Yankovski a découvert plusieurs espèces de coléoptères, une centaine d'espèces de papillons diurnes et nocturnes, dont 17 portent son nom. Il a aussi étudié et décrit un oiseau rare, qui vit exclusivement en Extrême-Orient et qui est maintenant connu sous le nom de Bruant de Jankowski. 

Mikhaïl a apporté une contribution importante à l'archéologie. La culture archéologique du Sud du Primorié, découverte par lui, a également été nommée en son honneur : la culture de Yankovskaya.

Au début du XXe siècle, des problèmes de santé ont obligé Mikhaïl Ivanovitch à remplacer le rude climat de l'Extrême-Orient par la chaleur de la côte de la mer Noire. Bien qu'il se soit installé à Sotchi, il a régulièrement visité sa région bien-aimée jusqu'à sa mort en 1912.

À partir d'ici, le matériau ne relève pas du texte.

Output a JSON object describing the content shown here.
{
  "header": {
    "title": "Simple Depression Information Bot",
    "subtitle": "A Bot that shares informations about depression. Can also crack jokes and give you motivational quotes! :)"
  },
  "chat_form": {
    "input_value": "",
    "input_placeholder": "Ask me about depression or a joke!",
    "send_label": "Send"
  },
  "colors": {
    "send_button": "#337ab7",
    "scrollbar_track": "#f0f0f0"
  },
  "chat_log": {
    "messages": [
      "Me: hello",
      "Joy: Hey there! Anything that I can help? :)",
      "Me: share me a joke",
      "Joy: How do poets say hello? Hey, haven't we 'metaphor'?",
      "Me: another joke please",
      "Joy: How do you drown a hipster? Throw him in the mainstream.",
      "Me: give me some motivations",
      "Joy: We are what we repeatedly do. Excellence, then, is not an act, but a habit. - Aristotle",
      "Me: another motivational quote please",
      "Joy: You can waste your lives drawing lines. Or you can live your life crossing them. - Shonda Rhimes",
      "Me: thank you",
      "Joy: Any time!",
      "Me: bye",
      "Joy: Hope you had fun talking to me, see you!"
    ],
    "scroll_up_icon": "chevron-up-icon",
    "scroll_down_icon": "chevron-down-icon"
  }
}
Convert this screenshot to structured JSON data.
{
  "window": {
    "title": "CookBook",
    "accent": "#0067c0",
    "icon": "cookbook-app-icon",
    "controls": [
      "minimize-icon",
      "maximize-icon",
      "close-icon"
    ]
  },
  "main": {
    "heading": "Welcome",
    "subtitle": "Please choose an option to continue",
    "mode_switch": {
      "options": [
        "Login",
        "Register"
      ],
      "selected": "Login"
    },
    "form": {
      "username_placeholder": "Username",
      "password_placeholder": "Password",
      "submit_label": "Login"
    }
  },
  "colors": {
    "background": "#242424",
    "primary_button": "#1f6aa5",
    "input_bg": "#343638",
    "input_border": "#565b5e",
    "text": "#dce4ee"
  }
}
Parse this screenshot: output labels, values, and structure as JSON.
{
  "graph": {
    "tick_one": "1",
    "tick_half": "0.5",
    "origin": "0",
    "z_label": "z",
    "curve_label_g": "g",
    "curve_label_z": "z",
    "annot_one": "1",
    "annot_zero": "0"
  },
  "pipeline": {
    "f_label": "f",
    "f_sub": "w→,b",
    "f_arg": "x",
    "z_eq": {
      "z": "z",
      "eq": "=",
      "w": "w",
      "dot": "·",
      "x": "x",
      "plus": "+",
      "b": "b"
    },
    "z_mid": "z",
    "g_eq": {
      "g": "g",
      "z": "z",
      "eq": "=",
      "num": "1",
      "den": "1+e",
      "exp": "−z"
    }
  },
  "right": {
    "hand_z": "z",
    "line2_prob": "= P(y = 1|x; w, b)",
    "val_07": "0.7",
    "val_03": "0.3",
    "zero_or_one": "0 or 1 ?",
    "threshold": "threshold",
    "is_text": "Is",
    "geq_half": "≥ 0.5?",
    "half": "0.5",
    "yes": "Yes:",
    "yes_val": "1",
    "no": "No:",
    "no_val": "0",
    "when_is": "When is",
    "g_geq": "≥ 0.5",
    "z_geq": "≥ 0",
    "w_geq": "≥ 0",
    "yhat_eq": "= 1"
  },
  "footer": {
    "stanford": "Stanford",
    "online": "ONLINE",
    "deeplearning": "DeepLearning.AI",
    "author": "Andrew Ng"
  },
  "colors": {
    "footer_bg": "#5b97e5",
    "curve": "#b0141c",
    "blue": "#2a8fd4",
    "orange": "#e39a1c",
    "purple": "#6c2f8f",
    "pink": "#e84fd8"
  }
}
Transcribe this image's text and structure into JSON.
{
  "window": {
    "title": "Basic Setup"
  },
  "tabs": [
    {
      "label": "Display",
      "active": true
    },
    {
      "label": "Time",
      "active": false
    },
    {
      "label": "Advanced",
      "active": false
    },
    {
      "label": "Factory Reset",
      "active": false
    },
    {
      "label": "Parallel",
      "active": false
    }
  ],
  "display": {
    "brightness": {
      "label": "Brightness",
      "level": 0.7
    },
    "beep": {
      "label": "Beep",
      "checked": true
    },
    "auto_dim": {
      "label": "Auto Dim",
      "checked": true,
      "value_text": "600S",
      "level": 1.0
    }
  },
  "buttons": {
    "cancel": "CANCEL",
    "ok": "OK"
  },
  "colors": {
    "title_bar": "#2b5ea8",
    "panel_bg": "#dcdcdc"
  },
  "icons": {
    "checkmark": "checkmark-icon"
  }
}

Aujourd'hui, le nom du scientifique et industriel Mikhaïl Yankovski est bien connu dans l'Extrême-Orient russe. La péninsule de Sidemi a été rebaptisée en son honneur, tandis qu’un certain nombre de rues de Vladivostok et plusieurs localités du Primorié portent ce nom. La plaque près du monument à cette figure éminente au village de Bezverkhovo dit : « Il était noble en Pologne, bagnard en Sibérie, a trouvé un refuge et la gloire dans la région de l’Oussouri. Son œuvre est un exemple pour les futurs hôtes de ces terres ».